Reminiscent of my Bisquick days and the mid 1980s, before my sister was born, when my mom actually made pancakes almost-from-scratch every Sunday. And, Sundays, were the best days, because 1.) pancakes and 2.) no Monday responsibilities yet.
Am I rambling? Yup, but good pancakes will do that to just about anyone. Don’t we all have our pancake memories? Let’s take a moment of silence to remember our own nearest and dearest…
And now, back to the recipe. I’ve been a fan of making dairy-free “buttermilk” for salad dressings for quite some time, but haven’t made many baking recipes with the buttermilk.
I actually discovered how fluffy it can make baked goods when my daughter Emily and I tried out some gluten-free, dairy-free cornbread for Thanksgiving. It was seriously the best cornbread any of us had ever had, and even I couldn’t believe it was GF and DF!
Anyhow, since then, I’ve been wanting to experiment with using dairy-free buttermilk to make paleo buttermilk pancakes, since I saw what it did for my cornbread.
You guys probably already know I’m a big fan of using raw apple cider vinegar in all types of recipes, especially my paleo baked goods, since it really helps with the rise for breads and muffins.
The one I always use is Nature’s Intent Organic Apple Cider Vinegar, since it lives up to all my ACV standards.
It’s USDA organic, contains the mother, it’s unfiltered and unpasteurized, gluten-free and Kosher. I use it in everything from salad dressings and sauces, to muffins, pizza crusts, and now pancakes! It’s an incredibly versatile staple for any paleo kitchen.
Back to the pancakes! I decided to make these nut free, since I actually enjoy the coconut/tapioca flour combo in pancake recipes. Since my entire family does too, I stick with it – and it just happens to be a bonus that they’re nut free as well!

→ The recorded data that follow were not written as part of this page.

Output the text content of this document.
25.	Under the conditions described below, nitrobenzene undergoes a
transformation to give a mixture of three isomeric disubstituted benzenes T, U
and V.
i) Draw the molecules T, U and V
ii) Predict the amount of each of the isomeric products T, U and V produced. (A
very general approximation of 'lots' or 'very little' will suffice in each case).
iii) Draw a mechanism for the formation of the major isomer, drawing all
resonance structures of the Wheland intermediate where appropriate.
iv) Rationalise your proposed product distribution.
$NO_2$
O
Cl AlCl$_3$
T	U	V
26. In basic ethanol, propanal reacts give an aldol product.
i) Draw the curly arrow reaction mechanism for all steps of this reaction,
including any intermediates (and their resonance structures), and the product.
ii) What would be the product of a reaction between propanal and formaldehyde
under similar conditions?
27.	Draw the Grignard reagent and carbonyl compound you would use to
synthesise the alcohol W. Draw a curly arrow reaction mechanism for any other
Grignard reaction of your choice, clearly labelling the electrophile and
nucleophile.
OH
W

Since we’re using coconut flour, the batter is thicker than a typical pancake batter – worth noting because it might scare you a bit at first. I highly recommend sifting the coconut flour as well, since tiny lumps of coconut flour in your pancakes is less than desirable.
Once you have your batter mixed, make sure you’re using a reliably non-stick griddle or skillet for these since it makes them so much easier to flip. You’ll need to gently spread out each pancake in a circular shape so they cooks evenly as well.
I find these pancakes cook best when you cook them “low and slow” – I find medium/medium-low heat to work best, for a longer amount of time than you’d cook traditional pancakes. Done this way, they’re easy to flip and have a delicious golden brown crust on the outside while staying moist and fluffy inside!
Are you ready for pancakes?! Get out the griddle and let’s get going!
Paleo Buttermilk Pancakes {Grain Free, Nut Free, Dairy-Free}
Paleo Buttermilk Pancakes {Grain Free, Nut Free, Dairy Free}
Ingredients
- 3 large eggs
- 2/3 cup full fat coconut milk room temperature, blended if needed
- 1/2 Tbsp apple cider vinegar or lemon juice
- 2 Tbsp melted ghee or butter, or coconut oil (liquid but near room temperature)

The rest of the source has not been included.